By Yoo Jee-ho
SEOUL, Feb. 9 (Yonhap) -- Having spent the past decade or so as a coach, Hong Won-ki is now running his first spring training for the Kiwoom Heroes as their manager.
Old habits die hard, and eight days into his first Korea Baseball Organization (KBO) camp as skipper, Hong said Tuesday he still has to remind himself from time to time that he's in charge of the big picture.
Hong, former fielding coach and bench coach for the Heroes, said he usually kept busy on the field at previous camps, constantly moving around and talking to players and other coaches. But now as manager, he has to take a step back and see the forest, while delegating teaching responsibilities to his coaching staff.
"When I was still coaching, I never really stayed still in one spot, and it's been a bit hard to keep quiet at times so far at this year's camp," Hong said before the start of Tuesday's practice at Gocheok Sky Dome in Seoul.
Hong got to scratch an itch on Monday, though. With the new fielding instructor Alvaro Espinoza not due to join the team until Wednesday and other coaches occupied, the Heroes needed someone to hit some fungoes to infielders.
The manager himself stepped up to the plate.
"I got to swing the fungo bat for a bit yesterday, and I didn't really have a choice," Hong said sheepishly. "Once Alvaro gets here, I'll try to figure out how I can help him."
Hong has plenty on his plate, especially with his pitching staff.
Former staff ace Choi Won-tae struggled to a 5.07 ERA and a 7-6 record last year, after two consecutive seasons of sub-4.00 ERA and a combined 24 wins in 2018-2019. He tweaked with his mechanics during last season and has decided to go back to his old ways.
"I think ups and downs he had last year must have been a good learning experience for him," Hong said of the 24-year-old right-hander. "I think he was mindful of what happened last year when he laid out plans for 2021."
Hong isn't going to rush rookie fireballer Jang Jae-young into any set role just yet. The manager will allow the 18-year-old to slowly build up his pitch count and then take the mound in unofficial practice games ahead of the exhibition season, which starts on March 20.
"We're going to get him up to 50 pitches in the bullpen and see how he responds," Hong said. "And then we'll keep an eye on how he fares against professional hitters for the first time during practice games.

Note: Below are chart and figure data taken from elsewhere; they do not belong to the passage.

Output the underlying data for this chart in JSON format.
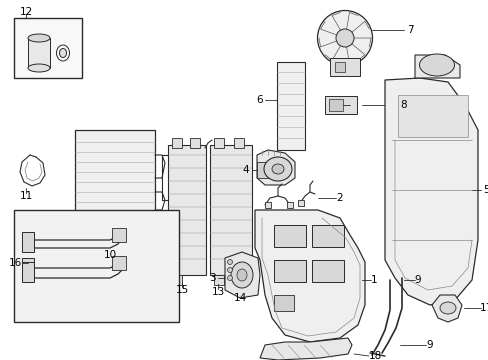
{
  "bg_color": "#ffffff",
  "line_color": "#2a2a2a",
  "fig_width": 4.89,
  "fig_height": 3.6,
  "dpi": 100
}
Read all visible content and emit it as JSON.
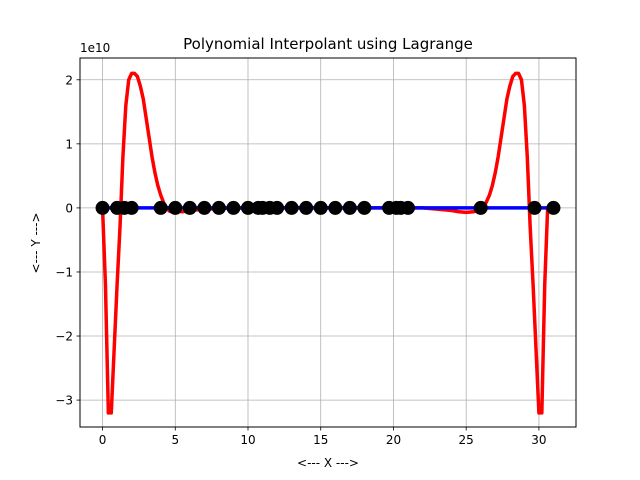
{
  "chart_data": {
    "type": "line",
    "title": "Polynomial Interpolant using Lagrange",
    "xlabel": "<--- X --->",
    "ylabel": "<--- Y --->",
    "y_offset_label": "1e10",
    "xlim": [
      -1.55,
      32.55
    ],
    "ylim": [
      -3.42,
      2.34
    ],
    "grid": true,
    "x_ticks": [
      0,
      5,
      10,
      15,
      20,
      25,
      30
    ],
    "x_tick_labels": [
      "0",
      "5",
      "10",
      "15",
      "20",
      "25",
      "30"
    ],
    "y_ticks": [
      -3,
      -2,
      -1,
      0,
      1,
      2
    ],
    "y_tick_labels": [
      "−3",
      "−2",
      "−1",
      "0",
      "1",
      "2"
    ],
    "series": [
      {
        "role": "lagrange-interpolant",
        "color": "#ff0000",
        "x": [
          0,
          0.2,
          0.4,
          0.6,
          0.8,
          1.0,
          1.2,
          1.4,
          1.6,
          1.8,
          2.0,
          2.2,
          2.4,
          2.6,
          2.8,
          3.0,
          3.2,
          3.4,
          3.6,
          3.8,
          4.0,
          4.2,
          4.4,
          4.6,
          4.8,
          5.0,
          5.5,
          6.0,
          7.0,
          8.0,
          9.0,
          10.0,
          12.0,
          14.0,
          16.0,
          18.0,
          20.0,
          22.0,
          23.0,
          24.0,
          24.5,
          25.0,
          25.5,
          26.0,
          26.2,
          26.4,
          26.6,
          26.8,
          27.0,
          27.2,
          27.4,
          27.6,
          27.8,
          28.0,
          28.2,
          28.4,
          28.6,
          28.8,
          29.0,
          29.2,
          29.4,
          29.6,
          29.8,
          30.0,
          30.2,
          30.4,
          30.6,
          30.8,
          31.0
        ],
        "y": [
          0,
          -1.2,
          -3.2,
          -3.2,
          -2.2,
          -1.2,
          -0.3,
          0.8,
          1.6,
          2.0,
          2.1,
          2.1,
          2.05,
          1.9,
          1.7,
          1.4,
          1.1,
          0.8,
          0.55,
          0.35,
          0.2,
          0.08,
          0.0,
          -0.05,
          -0.06,
          -0.05,
          -0.06,
          -0.04,
          -0.02,
          -0.01,
          0.0,
          0.0,
          0.0,
          0.0,
          0.0,
          0.0,
          0.0,
          0.0,
          -0.02,
          -0.04,
          -0.06,
          -0.07,
          -0.06,
          -0.03,
          0.0,
          0.1,
          0.2,
          0.35,
          0.55,
          0.8,
          1.1,
          1.4,
          1.7,
          1.9,
          2.05,
          2.1,
          2.1,
          2.0,
          1.6,
          0.8,
          -0.3,
          -1.2,
          -2.2,
          -3.2,
          -3.2,
          -1.2,
          0,
          0,
          0
        ]
      },
      {
        "role": "fitted-line",
        "color": "#0000ff",
        "x": [
          0,
          31
        ],
        "y": [
          0,
          0
        ]
      },
      {
        "role": "data-points",
        "color": "#000000",
        "x": [
          0,
          1,
          1.5,
          2,
          4,
          5,
          6,
          7,
          8,
          9,
          10,
          10.7,
          11,
          11.5,
          12,
          13,
          14,
          15,
          16,
          17,
          18,
          19.7,
          20.2,
          20.5,
          21,
          26,
          29.7,
          31
        ],
        "y": [
          0,
          0,
          0,
          0,
          0,
          0,
          0,
          0,
          0,
          0,
          0,
          0,
          0,
          0,
          0,
          0,
          0,
          0,
          0,
          0,
          0,
          0,
          0,
          0,
          0,
          0,
          0,
          0
        ]
      }
    ]
  }
}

And then we'll determine his role in our pitching staff."
Hong already has a new role for another young hard thrower, An Woo-jin. Now entering his fourth season, An flamed out as a starter earlier in his career and then reinvented himself as a dominant setup man who routinely touches 160 kilometers per hour (99.5 miles per hour) with the fastball.

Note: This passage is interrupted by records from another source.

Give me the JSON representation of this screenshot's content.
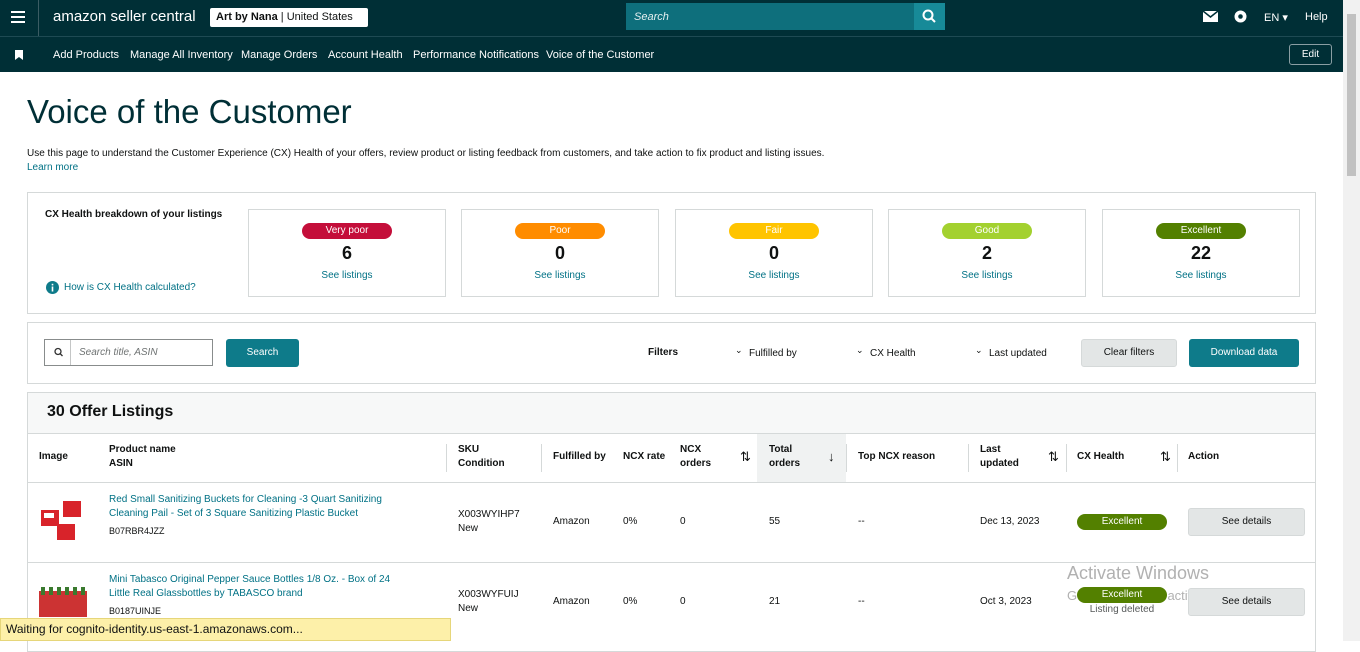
{
  "topbar": {
    "brand": "amazon seller central",
    "store": "Art by Nana",
    "country": "United States",
    "search_placeholder": "Search",
    "language": "EN",
    "help": "Help"
  },
  "nav": {
    "items": [
      "Add Products",
      "Manage All Inventory",
      "Manage Orders",
      "Account Health",
      "Performance Notifications",
      "Voice of the Customer"
    ],
    "edit": "Edit"
  },
  "page": {
    "title": "Voice of the Customer",
    "description": "Use this page to understand the Customer Experience (CX) Health of your offers, review product or listing feedback from customers, and take action to fix product and listing issues.",
    "learn_more": "Learn more"
  },
  "health": {
    "title": "CX Health breakdown of your listings",
    "help_link": "How is CX Health calculated?",
    "cards": [
      {
        "label": "Very poor",
        "count": 6,
        "link": "See listings"
      },
      {
        "label": "Poor",
        "count": 0,
        "link": "See listings"
      },
      {
        "label": "Fair",
        "count": 0,
        "link": "See listings"
      },
      {
        "label": "Good",
        "count": 2,
        "link": "See listings"
      },
      {
        "label": "Excellent",
        "count": 22,
        "link": "See listings"
      }
    ]
  },
  "filters": {
    "search_placeholder": "Search title, ASIN",
    "search_button": "Search",
    "label": "Filters",
    "dropdowns": [
      "Fulfilled by",
      "CX Health",
      "Last updated"
    ],
    "clear": "Clear filters",
    "download": "Download data"
  },
  "table": {
    "title": "30 Offer Listings",
    "headers": [
      [
        "Image"
      ],
      [
        "Product name",
        "ASIN"
      ],
      [
        "SKU",
        "Condition"
      ],
      [
        "Fulfilled by"
      ],
      [
        "NCX rate"
      ],
      [
        "NCX",
        "orders"
      ],
      [
        "Total",
        "orders"
      ],
      [
        "Top NCX reason"
      ],
      [
        "Last",
        "updated"
      ],
      [
        "CX Health"
      ],
      [
        "Action"
      ]
    ],
    "rows": [
      {
        "product_name": "Red Small Sanitizing Buckets for Cleaning -3 Quart Sanitizing Cleaning Pail - Set of 3 Square Sanitizing Plastic Bucket",
        "asin": "B07RBR4JZZ",
        "sku": "X003WYIHP7",
        "condition": "New",
        "fulfilled_by": "Amazon",
        "ncx_rate": "0%",
        "ncx_orders": 0,
        "total_orders": 55,
        "top_ncx_reason": "--",
        "last_updated": "Dec 13, 2023",
        "cx_health": "Excellent",
        "action": "See details"
      },
      {
        "product_name": "Mini Tabasco Original Pepper Sauce Bottles 1/8 Oz. - Box of 24 Little Real Glassbottles by TABASCO brand",
        "asin": "B0187UINJE",
        "sku": "X003WYFUIJ",
        "condition": "New",
        "fulfilled_by": "Amazon",
        "ncx_rate": "0%",
        "ncx_orders": 0,
        "total_orders": 21,
        "top_ncx_reason": "--",
        "last_updated": "Oct 3, 2023",
        "cx_health": "Excellent",
        "note": "Listing deleted",
        "action": "See details"
      }
    ]
  },
  "status_bar": "Waiting for cognito-identity.us-east-1.amazonaws.com...",
  "watermark": {
    "title": "Activate Windows",
    "subtitle": "Go to Settings to activate Windows."
  }
}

Among position players, Hong would like to see veteran Seo Geon-chang re-establish himself as the team's everyday second baseman.
In the past two years, the 31-year-old spent more time as the designated hitter than as second baseman while battling through multiple injuries.
"I think he just never got into any rhythm last year," Hong said. "He is one of our franchise icons. It makes a huge difference for us whether he can be our regular second baseman or not. I hope he gets in as many innings there as he can."